Читаем Новый Мир ( № 3 2012) полностью

Поэтому необходимо свести воедино патриотизм, истину, добродетель и изящество, причем последнее перенять именно у итальянцев. Только так, по мнению Шевырёва, русские смогут соединить в своем национальном характере „глубокомыслие немцев без темноты, вкус изящный итальянцев без поверхностного их взгляда, политику французов без вредных ее крайностей, и житейскую промышленность англичан, обогатившись чужим опытом, и мы явимся достойными европейцами””.

Александр Кораблев.Русские нерусские. — “Дружба народов”, 2012, № 1.

“А Гоголь? Сколько раз пеняли ему, что он иностранец. Мол, только иностранец мог в российской глубинке увидеть двух русских мужиков, стоящих у кабака. Мало того, уезжал в Италию, чтобы оттуда, из прекрасного далека, получше разглядеть этих самых мужиков.
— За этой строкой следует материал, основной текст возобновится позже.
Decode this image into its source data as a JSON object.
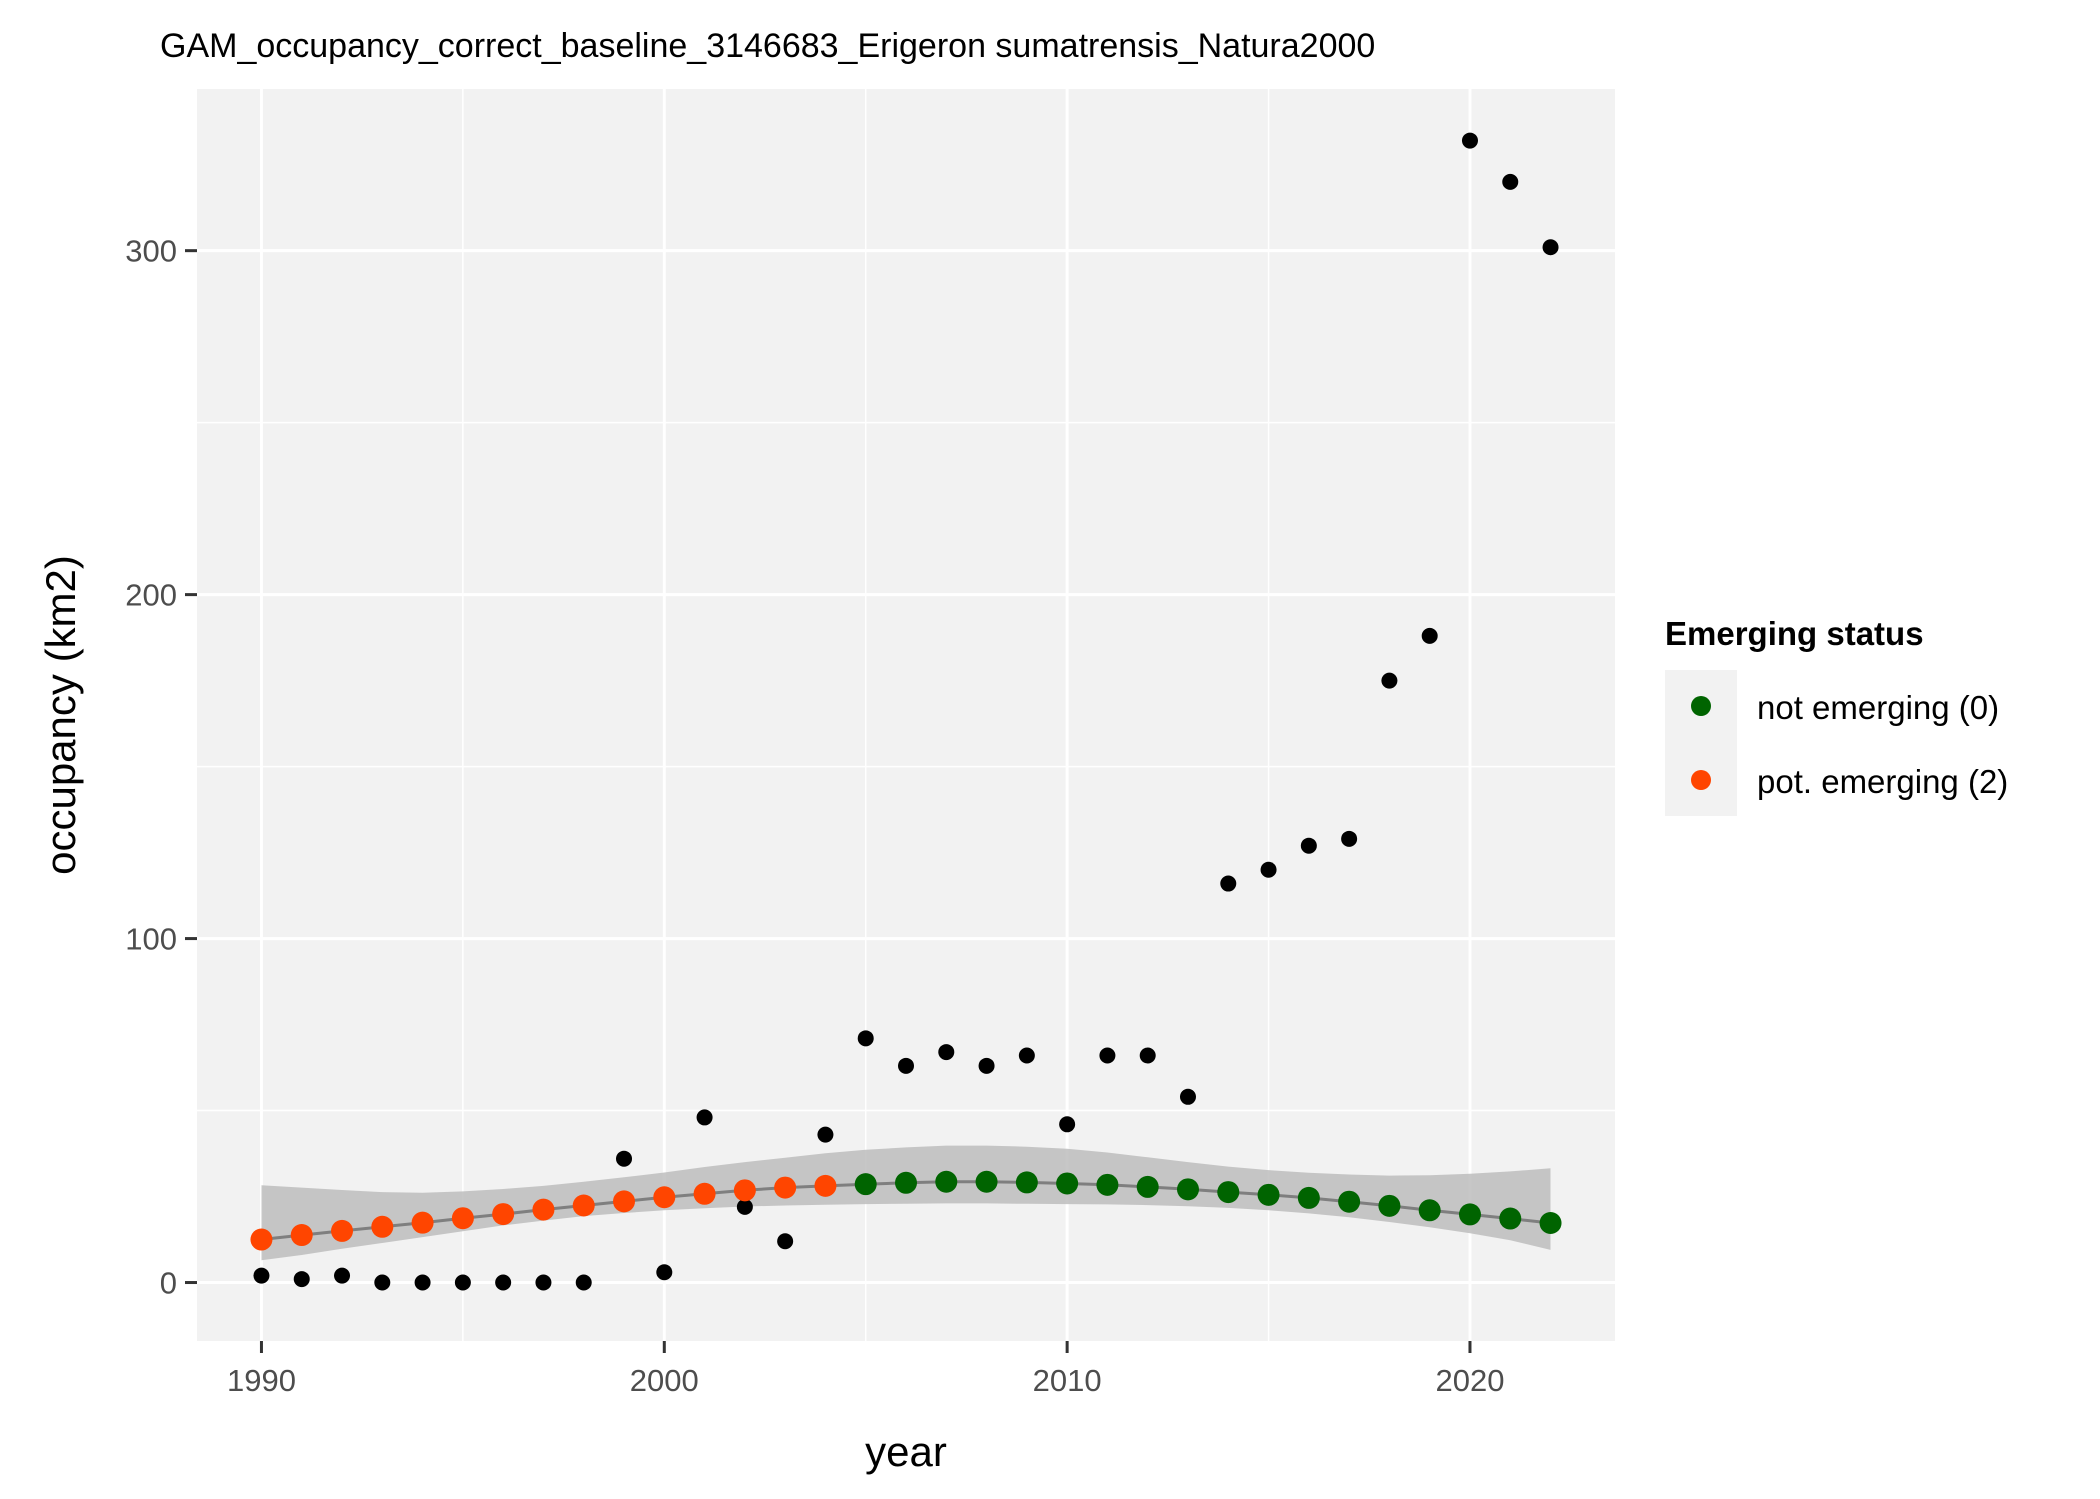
{
  "chart_data": {
    "type": "scatter",
    "title": "GAM_occupancy_correct_baseline_3146683_Erigeron sumatrensis_Natura2000",
    "xlabel": "year",
    "ylabel": "occupancy (km2)",
    "xlim": [
      1988.4,
      2023.6
    ],
    "ylim": [
      -17,
      347
    ],
    "x_ticks": [
      1990,
      2000,
      2010,
      2020
    ],
    "y_ticks": [
      0,
      100,
      200,
      300
    ],
    "grid": true,
    "legend": {
      "title": "Emerging status",
      "placement": "right",
      "entries": [
        {
          "label": "not emerging (0)",
          "color": "#006400"
        },
        {
          "label": "pot. emerging (2)",
          "color": "#ff4500"
        }
      ]
    },
    "observed": {
      "color": "#000000",
      "x": [
        1990,
        1991,
        1992,
        1993,
        1994,
        1995,
        1996,
        1997,
        1998,
        1999,
        2000,
        2001,
        2002,
        2003,
        2004,
        2005,
        2006,
        2007,
        2008,
        2009,
        2010,
        2011,
        2012,
        2013,
        2014,
        2015,
        2016,
        2017,
        2018,
        2019,
        2020,
        2021,
        2022
      ],
      "y": [
        2,
        1,
        2,
        0,
        0,
        0,
        0,
        0,
        0,
        36,
        3,
        48,
        22,
        12,
        43,
        71,
        63,
        67,
        63,
        66,
        46,
        66,
        66,
        54,
        116,
        120,
        127,
        129,
        175,
        188,
        332,
        320,
        301
      ]
    },
    "fitted": {
      "line_color": "#7f7f7f",
      "band_color": "#bdbdbd",
      "x": [
        1990,
        1991,
        1992,
        1993,
        1994,
        1995,
        1996,
        1997,
        1998,
        1999,
        2000,
        2001,
        2002,
        2003,
        2004,
        2005,
        2006,
        2007,
        2008,
        2009,
        2010,
        2011,
        2012,
        2013,
        2014,
        2015,
        2016,
        2017,
        2018,
        2019,
        2020,
        2021,
        2022
      ],
      "y": [
        12.5,
        13.8,
        15.0,
        16.2,
        17.4,
        18.7,
        19.9,
        21.2,
        22.4,
        23.6,
        24.8,
        25.8,
        26.8,
        27.6,
        28.1,
        28.6,
        29.0,
        29.3,
        29.3,
        29.1,
        28.8,
        28.4,
        27.8,
        27.1,
        26.3,
        25.5,
        24.6,
        23.5,
        22.3,
        21.0,
        19.8,
        18.6,
        17.3
      ],
      "lower": [
        6.5,
        8.0,
        9.8,
        11.5,
        13.2,
        14.9,
        16.6,
        18.0,
        19.3,
        20.2,
        21.0,
        21.6,
        22.1,
        22.4,
        22.6,
        22.8,
        22.9,
        23.0,
        23.0,
        22.9,
        22.8,
        22.7,
        22.5,
        22.2,
        21.7,
        21.0,
        20.1,
        19.0,
        17.6,
        16.1,
        14.3,
        12.3,
        9.5
      ],
      "upper": [
        28.3,
        27.6,
        26.9,
        26.3,
        26.1,
        26.5,
        27.2,
        28.1,
        29.3,
        30.6,
        32.0,
        33.6,
        35.0,
        36.3,
        37.6,
        38.6,
        39.3,
        39.8,
        39.8,
        39.5,
        38.9,
        37.8,
        36.4,
        35.0,
        33.7,
        32.7,
        31.9,
        31.4,
        31.1,
        31.2,
        31.6,
        32.3,
        33.2
      ],
      "status": [
        2,
        2,
        2,
        2,
        2,
        2,
        2,
        2,
        2,
        2,
        2,
        2,
        2,
        2,
        2,
        0,
        0,
        0,
        0,
        0,
        0,
        0,
        0,
        0,
        0,
        0,
        0,
        0,
        0,
        0,
        0,
        0,
        0
      ]
    }
  }
}
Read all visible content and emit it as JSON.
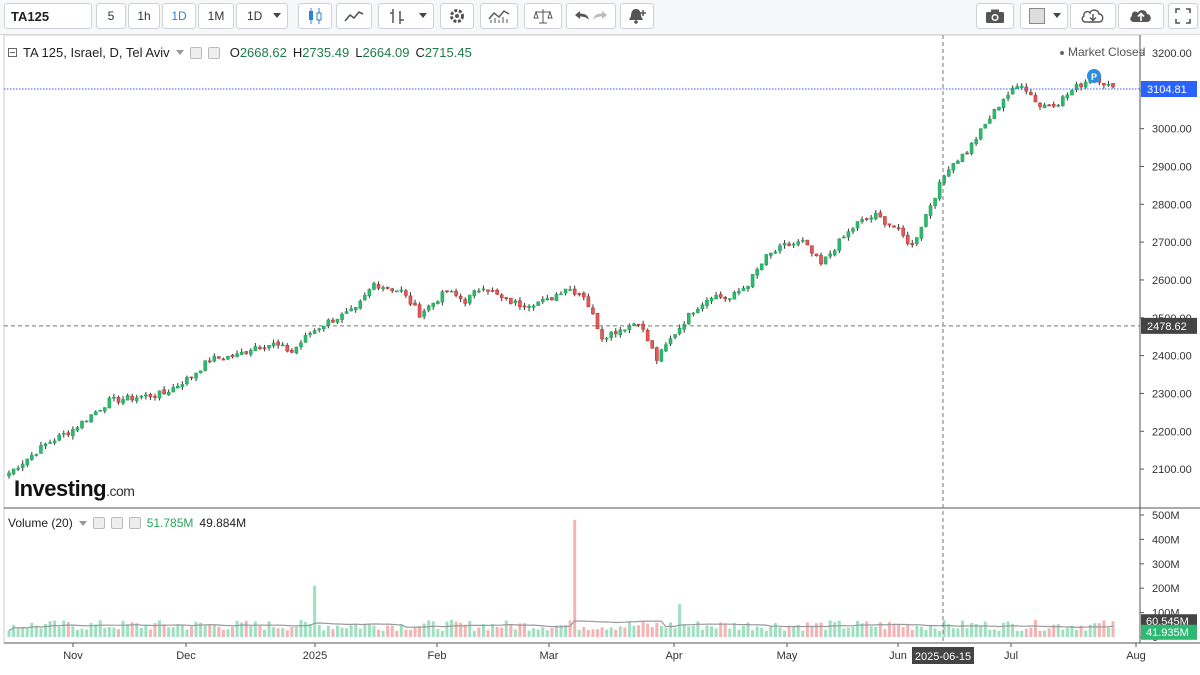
{
  "toolbar": {
    "symbol": "TA125",
    "intervals": [
      "5",
      "1h",
      "1D",
      "1M",
      "1D"
    ],
    "active_interval": "1D"
  },
  "legend": {
    "title": "TA 125, Israel, D, Tel Aviv",
    "open_label": "O",
    "open": "2668.62",
    "high_label": "H",
    "high": "2735.49",
    "low_label": "L",
    "low": "2664.09",
    "close_label": "C",
    "close": "2715.45",
    "market_status": "Market Closed"
  },
  "volume_legend": {
    "title": "Volume (20)",
    "v1": "51.785M",
    "v2": "49.884M"
  },
  "price_axis": {
    "ticks": [
      "3200.00",
      "3100.00",
      "3000.00",
      "2900.00",
      "2800.00",
      "2700.00",
      "2600.00",
      "2500.00",
      "2400.00",
      "2300.00",
      "2200.00",
      "2100.00"
    ],
    "last_price": "3104.81",
    "crosshair_price": "2478.62"
  },
  "volume_axis": {
    "ticks": [
      "500M",
      "400M",
      "300M",
      "200M",
      "100M",
      "0"
    ],
    "label1": "60.545M",
    "label2": "41.935M"
  },
  "time_axis": {
    "labels": [
      "Nov",
      "Dec",
      "2025",
      "Feb",
      "Mar",
      "Apr",
      "May",
      "Jun",
      "Jul",
      "Aug"
    ],
    "crosshair_date": "2025-06-15"
  },
  "brand": {
    "name": "Investing",
    "suffix": ".com"
  },
  "colors": {
    "up": "#26a65b",
    "up_fill": "#2eb872",
    "down": "#e05c5c",
    "vol_up": "#9fe0c2",
    "vol_down": "#f6b3b3",
    "price_line": "#2962ff"
  },
  "chart_data": {
    "type": "candlestick",
    "ylim": [
      2050,
      3250
    ],
    "volume_ylim": [
      0,
      500
    ],
    "x_labels": [
      "Nov",
      "Dec",
      "2025",
      "Feb",
      "Mar",
      "Apr",
      "May",
      "Jun",
      "Jul",
      "Aug"
    ],
    "anchors": [
      [
        0,
        2090
      ],
      [
        8,
        2165
      ],
      [
        14,
        2205
      ],
      [
        22,
        2280
      ],
      [
        28,
        2290
      ],
      [
        34,
        2300
      ],
      [
        40,
        2345
      ],
      [
        44,
        2390
      ],
      [
        50,
        2400
      ],
      [
        54,
        2425
      ],
      [
        58,
        2430
      ],
      [
        62,
        2410
      ],
      [
        66,
        2460
      ],
      [
        70,
        2490
      ],
      [
        76,
        2520
      ],
      [
        80,
        2590
      ],
      [
        86,
        2570
      ],
      [
        90,
        2510
      ],
      [
        96,
        2570
      ],
      [
        100,
        2545
      ],
      [
        104,
        2585
      ],
      [
        108,
        2550
      ],
      [
        112,
        2535
      ],
      [
        118,
        2545
      ],
      [
        122,
        2580
      ],
      [
        126,
        2560
      ],
      [
        130,
        2450
      ],
      [
        134,
        2470
      ],
      [
        138,
        2490
      ],
      [
        142,
        2390
      ],
      [
        146,
        2460
      ],
      [
        150,
        2520
      ],
      [
        154,
        2560
      ],
      [
        158,
        2550
      ],
      [
        162,
        2590
      ],
      [
        166,
        2660
      ],
      [
        170,
        2690
      ],
      [
        174,
        2700
      ],
      [
        178,
        2640
      ],
      [
        182,
        2700
      ],
      [
        186,
        2750
      ],
      [
        190,
        2770
      ],
      [
        194,
        2740
      ],
      [
        198,
        2690
      ],
      [
        202,
        2800
      ],
      [
        206,
        2900
      ],
      [
        210,
        2940
      ],
      [
        214,
        3010
      ],
      [
        218,
        3080
      ],
      [
        222,
        3120
      ],
      [
        226,
        3060
      ],
      [
        230,
        3070
      ],
      [
        234,
        3110
      ],
      [
        238,
        3140
      ],
      [
        242,
        3104
      ]
    ],
    "volume_spikes": [
      [
        67,
        210
      ],
      [
        124,
        480
      ],
      [
        147,
        135
      ]
    ],
    "volume_base": 50
  }
}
Так для чего же они, эти русские иностранцы, русскому народу? За что же он их так ценит и превозносит? Поэт сам ответил: за чувства добрые, за мысли свободные, за милосердие. А еще, теперь это уже очевидно, они явили народу его самого — потому что язык, повторим, это и есть народ.

Стало быть, изучение литературы в школе — это народоведение. Если, конечно, оно не сводится к биографиям и библиографиям. Если удается прочитать Пушкина по-пушкински, Гоголя — по-гоголевски и т. д. Не превращая русских писателей в иностранцев. Не превращаясь в иностранцев.

Для иностранного читателя Пушкин — один из многих, ничего особенного: тривиальные сюжеты, простенькие стишки. Иностранцу странно: и это „всё”? А для русских — это критерий. Если почувствовал это „всё” — значит, русский.

Судя по данным социологии чтения, Пушкин — писатель для русских, а вот, скажем, Достоевский — тот мирового значения. Но именно Достоевский говорил о всемирном значении Пушкина, о его „всечеловечности”.

Об этом же, продолжая Достоевского, говорил и Владимир Соловьев — видя в Пушкине выразителя русского духа и русской миссии, явившегося в момент, когда Россия вышла на авансцену истории.

Несмотря на апокалипсичность, историософия Соловьева оптимистична: в прошлом — родовое единство человечества, в настоящем — национальные государства, в будущем — всемирное братство. ХХ век отчасти подтвердил догадки философа. Европейская, национальная модель сообщества во время мировых войн оказалась дискредитированной — как деструктивная для глобального порядка. Национализм стал прошлым”.

Кирилл Корчагин. “Разговор долгий, строгий и в стихотворной форме”. — “Новое литературное обозрение”, 2011, № 112.